Aklımızla alay ediyor Enerji-Sa…
Hem de resmen ve alenen…
Elektrik saatinin bozukluğundan kaynaklı sorun yaşadığımızda hata olduğunu düşündüğümüz konuyla ilgili olarak Enerji-SA’ya resmi dilekçe verdik. Muhatap bulamadığımızı dile getirip konuyu gazetemizde gündeme taşıdığımızda kurum yetkilileri bizlere ulaştı.
Hadi biz gazeteciyiz. Derdimizi anlatıyoruz, derdini anlatamayan ne yapacak?

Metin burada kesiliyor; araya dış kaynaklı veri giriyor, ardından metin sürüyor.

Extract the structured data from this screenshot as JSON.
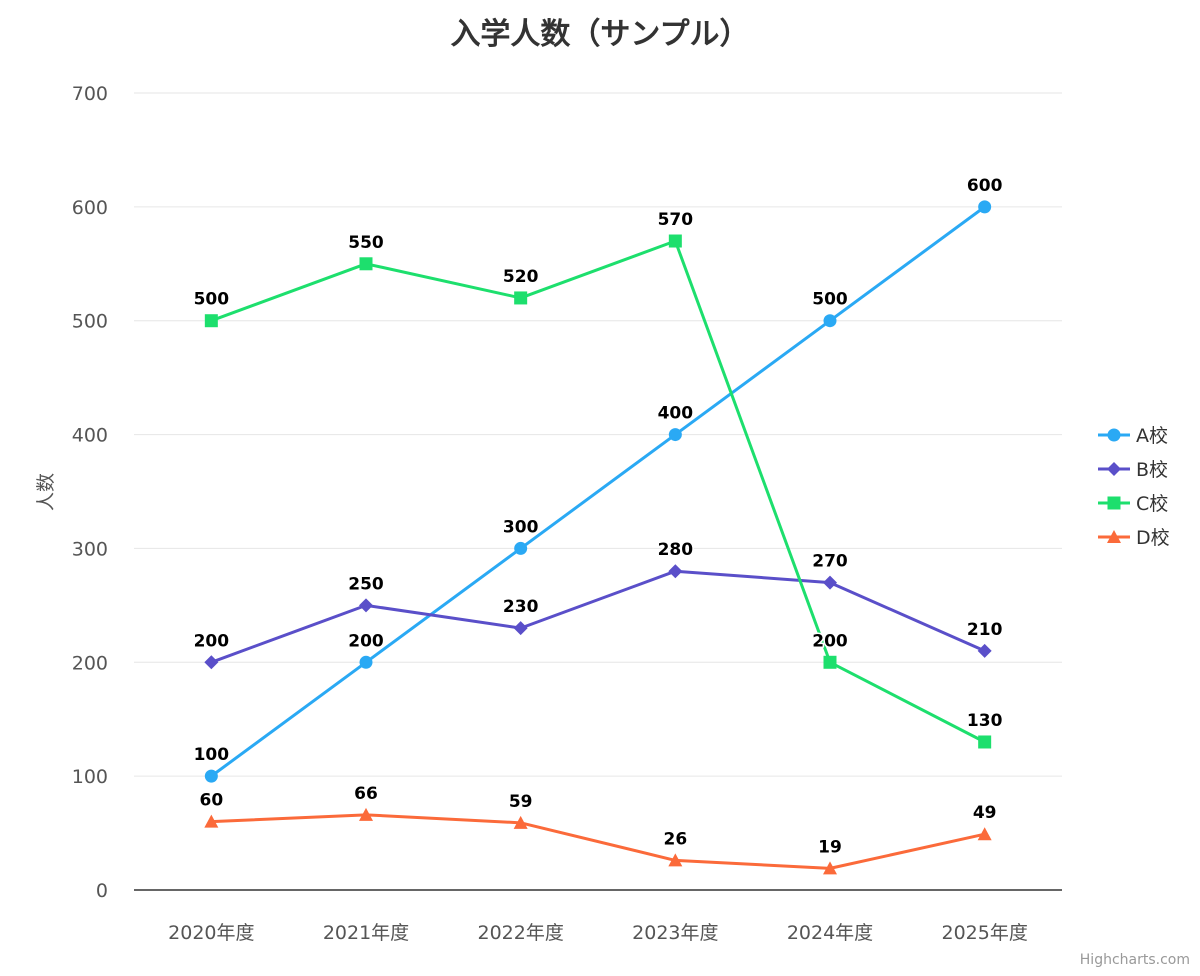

Hoş, kurum yetkilileri bizlere ulaştı da ne oldu? Aksine moralimizi bozdular, aklımızla alay edercesine davranış içine girdiler.
Güney Anadolu Satış Bölgeler Müdürü Seyfi Ölmez, kurumda konuyla ilgili alt birimdeki görevlilerini toplayarak bize ‘Size neden bu fatura bu kadar tahakkuk etti?’ sorusunun yanıtını verip bizi ikna etmeye çalıştılar.
En nihayetinde her zaman olduğu üzere kendileri haklı çıktılar.
Bu görüşme sırasında Seyfi Ölmez Bey, enerji bedelinin tespit edilmesi sırasında bir önceki yılın sarfiyatlarının baz alındığını belirtip izahat yapar iken 2017 sarfiyatlarını çizelge olarak ortaya koyup izah etmeye başladı.
Yöntem buymuş!
Saygı duymak zorundasın.
Biz de duymadık ama duymak zorunda kaldık.
Seyfi Ölmez Bey ile görüşmemiz sırasında 2016 yılının ve daha önceki yılın yani 2015 yılın ortalamalarına bakıldığında sürekli değişiklik arz edeceğini ve bu yöntemin doğru bir yöntem olmadığını anlatmaya çalıştık.
Adamlar ne konuşursan konuş kendilerini haklı çıkardılar. Bu arada Seyfi Bey, 2016 yılının sarfiyatlarının da baz alınması adına bize yol gösterip dilekçe vermemizi istedi.
2016 yılının elektrik sarfiyatlarına baktıklarında 2017 yılının sarfiyatından az olduklarını gördüler ve bana orada dilekçe vermemi kendileri istediler.
Sonrasında dilekçemize yanıtı gönderip ‘aklımızla alay edercesine’ 2016 yılını baz alır isek daha yüksek rakam çıkar’ diyerek yanıt verdiler.
Bölgeler Müdürünün yanında çıkardıkları rakamlara göre bize bir şekilde şansımızı denememiz isteyen Enerji-SA’nın üst yönetiminin de aklımızla alay edercesine ‘size artık izahat yapmamıza gerek yok. Toplantımıza yetişmek durumundayız. Siz dilekçenizi verin, biz bir bakarız’ edasıyla adeta dalga geçercesine bir yönlendirme içine girdiler.
Gelen dilekçe yanıtından sonra Seyfi Ölmez Beyi aradım. Samimi olmadıklarını, kurum olarak böylesine bir davranışın yanlışlığını telefonda kendisine izah ettim.
Araştırıp dönüp yanıt vereceğini söyledi.
Kocaman bir hiç!
Araştırsa ne olacak? Araştırmasa ne olacak?
Yatırıp kesiyorlar…
Her türlü kurbansın…
Adamlar kuralları da kendilerine göre, insan ikna etme yöntemini de kendilerine göre dizayn ederek aklımızla alay ediyorlar.
Değil müşteri memnuniyeti, dedim ya aklımızla alay ediyorlar.
Hakkın var ise git EPDK’da ara!
Hakkın var ise mahkemeye git!
Hakkın var ise uğraş dur, mahkemeye para yatır. Günlerce git, gel…
Biz buyuz kardeşim…
Enerji-SA’dan bahsediyorum.
Ben müşteriyim. Siz dükkan sahibi…
Bilmiş olun ki, vatandaş elinden bir şey gelmeyince size katlanmak zorunda kalıyor.
Yoksa sevilen ve güven veren bir kurum değilsiniz.
Ben bir müşteriniz olarak bunu söyler, bunu bilirim.